Wikipedia/U.S. Immigration and Customs Enforcement
In February, Selene Saavedra Roman, a Texas-based flight attendant, took what should have been an uneventful work trip—a round-trip flight to Mexico and back. But when she landed in Houston, Immigration and Customs Enforcement (ICE) detained her and placed her in a detention center. She was released this past Friday after six weeks in custody.
Saavedra Roman is a Deferred Action for Childhood Arrivals (DACA) recipient, having come to the U.S. illegally when she was 3 years old. Otherwise known as a "Dreamer," she is among 700,000 others who arrived in the States as young children and who are temporarily protected from deportation.
Even still, when she accepted a job with the regional Mesa Airlines, it was because she thought they would not require her to travel internationally. Anxious over the complex web of immigration policies that affect Dreamers, she told the company that she preferred not to leave the continental U.S., according to The Washington Post.
In the past, DACA recipients have been able to apply to travel outside of the country, so long as they could show it was for humanitarian, educational, or employment purposes (and as long as they could come up with the $575 application fee). But those pleas now fall on deaf ears. New restrictions under the Trump administration forbid Dreamers from leaving and reentering the country under any circumstances.
Belinda Arroyo, Saavedra Roman's attorney, says that her client shouldn't have bypassed the government. But she adds that Saavedra Roman was unaware of the specific travel stipulations. After receiving notice of her Mexico flight, she voiced her general uneasiness with company superiors at Mesa Airlines, who incorrectly told her she had no reason to worry.
In that vein, Arroyo argues that Saavedra Roman is a "poster child" for the immigration system's ills, particularly with the confusing changes that have taken place since President Trump took office. "They've been lost in legal limbo, and it's getting quite ridiculous," she tells The Washington Post.

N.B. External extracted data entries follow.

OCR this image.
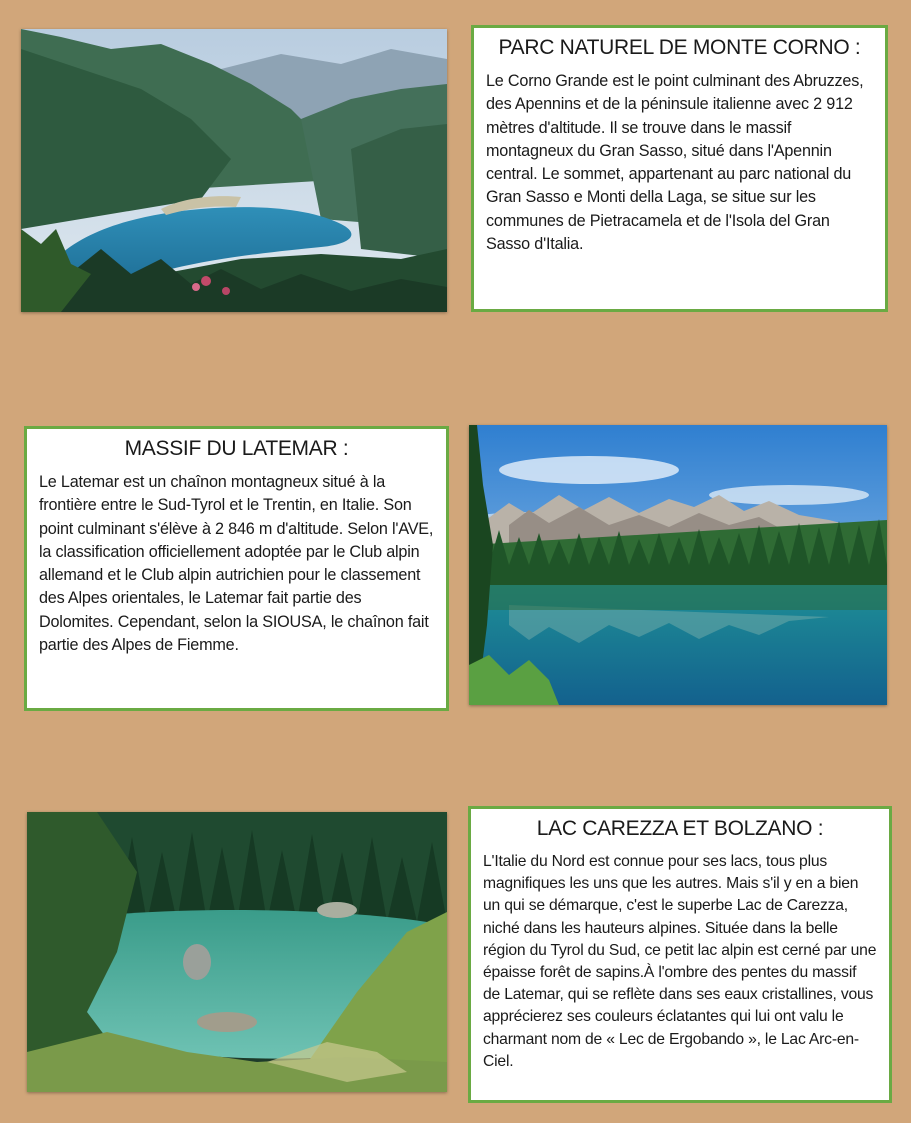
PARC NATUREL DE MONTE CORNO :

Le Corno Grande est le point culminant des Abruzzes, des Apennins et de la péninsule italienne avec 2 912 mètres d'altitude. Il se trouve dans le massif montagneux du Gran Sasso, situé dans l'Apennin central. Le sommet, appartenant au parc national du Gran Sasso e Monti della Laga, se situe sur les communes de Pietracamela et de l'Isola del Gran Sasso d'Italia.

MASSIF DU LATEMAR :

Le Latemar est un chaînon montagneux situé à la frontière entre le Sud-Tyrol et le Trentin, en Italie. Son point culminant s'élève à 2 846 m d'altitude. Selon l'AVE, la classification officiellement adoptée par le Club alpin allemand et le Club alpin autrichien pour le classement des Alpes orientales, le Latemar fait partie des Dolomites. Cependant, selon la SIOUSA, le chaînon fait partie des Alpes de Fiemme.

LAC CAREZZA ET BOLZANO :

L'Italie du Nord est connue pour ses lacs, tous plus magnifiques les uns que les autres. Mais s'il y en a bien un qui se démarque, c'est le superbe Lac de Carezza, niché dans les hauteurs alpines. Située dans la belle région du Tyrol du Sud, ce petit lac alpin est cerné par une épaisse forêt de sapins.À l'ombre des pentes du massif de Latemar, qui se reflète dans ses eaux cristallines, vous apprécierez ses couleurs éclatantes qui lui ont valu le charmant nom de « Lec de Ergobando », le Lac Arc-en-Ciel.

So ridiculous that neither employers nor DACA recipients are quite certain what the rules are. "It is patently unfair for someone to be detained for six weeks over something that is nothing more than an administrative error and a misunderstanding," Mesa Airlines CEO Jonathan Ornstein said in a statement.
"Basically the administrative error is that they told her she could travel," Arroyo told The Hill.

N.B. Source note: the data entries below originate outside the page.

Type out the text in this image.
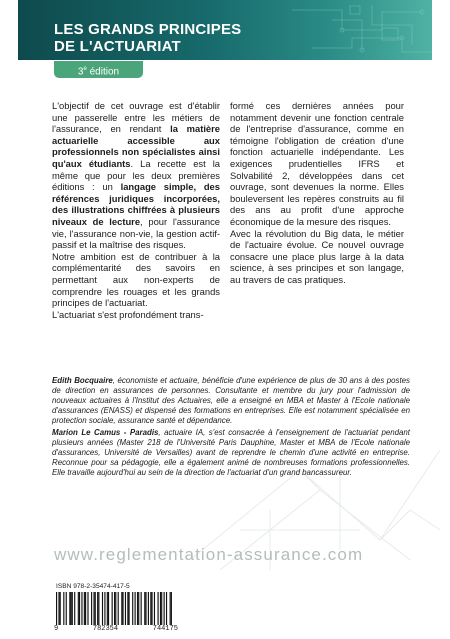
LES GRANDS PRINCIPES
DE L'ACTUARIAT
3e édition

L'objectif de cet ouvrage est d'établir une passerelle entre les métiers de l'assurance, en rendant la matière actuarielle accessible aux professionnels non spécialistes ainsi qu'aux étudiants. La recette est la même que pour les deux premières éditions : un langage simple, des références juridiques incorporées, des illustrations chiffrées à plusieurs niveaux de lecture, pour l'assurance vie, l'assurance non-vie, la gestion actif-passif et la maîtrise des risques.

Notre ambition est de contribuer à la complémentarité des savoirs en permettant aux non-experts de comprendre les rouages et les grands principes de l'actuariat.

L'actuariat s'est profondément trans-

formé ces dernières années pour notamment devenir une fonction centrale de l'entreprise d'assurance, comme en témoigne l'obligation de création d'une fonction actuarielle indépendante. Les exigences prudentielles IFRS et Solvabilité 2, développées dans cet ouvrage, sont devenues la norme. Elles bouleversent les repères construits au fil des ans au profit d'une approche économique de la mesure des risques.

Avec la révolution du Big data, le métier de l'actuaire évolue. Ce nouvel ouvrage consacre une place plus large à la data science, à ses principes et son langage, au travers de cas pratiques.

Edith Bocquaire, économiste et actuaire, bénéficie d'une expérience de plus de 30 ans à des postes de direction en assurances de personnes. Consultante et membre du jury pour l'admission de nouveaux actuaires à l'Institut des Actuaires, elle a enseigné en MBA et Master à l'Ecole nationale d'assurances (ENASS) et dispensé des formations en entreprises. Elle est notamment spécialisée en protection sociale, assurance santé et dépendance.
Marion Le Camus - Paradis, actuaire IA, s'est consacrée à l'enseignement de l'actuariat pendant plusieurs années (Master 218 de l'Université Paris Dauphine, Master et MBA de l'Ecole nationale d'assurances, Université de Versailles) avant de reprendre le chemin d'une activité en entreprise. Reconnue pour sa pédagogie, elle a également animé de nombreuses formations professionnelles. Elle travaille aujourd'hui au sein de la direction de l'actuariat d'un grand bancassureur.
www.reglementation-assurance.com
ISBN 978-2-35474-417-5
9	782354	744175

Although Saavedra Roman has since been released from detention, the threat of deportation still looms. Arroyo says that, while her client was still in custody, she was notified that ICE had asked the United States Citizenship and Immigration Services (USCIS) if her DACA status could be rescinded.

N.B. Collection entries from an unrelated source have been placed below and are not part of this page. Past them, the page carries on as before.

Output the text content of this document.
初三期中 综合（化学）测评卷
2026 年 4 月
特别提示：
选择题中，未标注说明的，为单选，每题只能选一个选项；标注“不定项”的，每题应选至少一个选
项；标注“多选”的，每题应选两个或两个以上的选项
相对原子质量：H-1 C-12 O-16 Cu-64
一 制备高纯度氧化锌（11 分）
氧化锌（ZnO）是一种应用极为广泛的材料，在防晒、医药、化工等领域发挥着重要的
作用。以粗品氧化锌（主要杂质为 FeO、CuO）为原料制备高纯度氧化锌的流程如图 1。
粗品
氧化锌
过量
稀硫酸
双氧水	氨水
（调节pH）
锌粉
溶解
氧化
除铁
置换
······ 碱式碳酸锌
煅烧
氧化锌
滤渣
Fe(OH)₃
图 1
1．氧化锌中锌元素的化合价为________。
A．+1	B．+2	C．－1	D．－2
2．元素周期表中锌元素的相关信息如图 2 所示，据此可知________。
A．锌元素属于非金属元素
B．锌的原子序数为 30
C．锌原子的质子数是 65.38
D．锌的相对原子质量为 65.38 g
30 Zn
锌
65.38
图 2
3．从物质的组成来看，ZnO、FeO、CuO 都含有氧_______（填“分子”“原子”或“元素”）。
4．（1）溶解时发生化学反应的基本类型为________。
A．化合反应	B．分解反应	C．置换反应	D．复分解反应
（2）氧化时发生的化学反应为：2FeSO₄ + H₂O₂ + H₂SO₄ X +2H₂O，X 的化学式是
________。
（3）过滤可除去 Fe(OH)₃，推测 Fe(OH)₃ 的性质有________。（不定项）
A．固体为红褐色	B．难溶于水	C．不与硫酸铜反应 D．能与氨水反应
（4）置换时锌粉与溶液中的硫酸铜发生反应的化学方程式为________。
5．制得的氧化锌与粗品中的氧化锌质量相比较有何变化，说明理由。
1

Saavedra Roman is married to an American citizen who was already in the process of seeking a green card on her behalf when she was detained by ICE. They were reunited on Friday.
"I cried and hugged my husband and never wanted to let go," she said in a statement following her release. "I am thankful and grateful for the amazing people that came to fight for me, and it fills my heart. Thank you to everyone that has supported. I am just so happy to have my freedom back."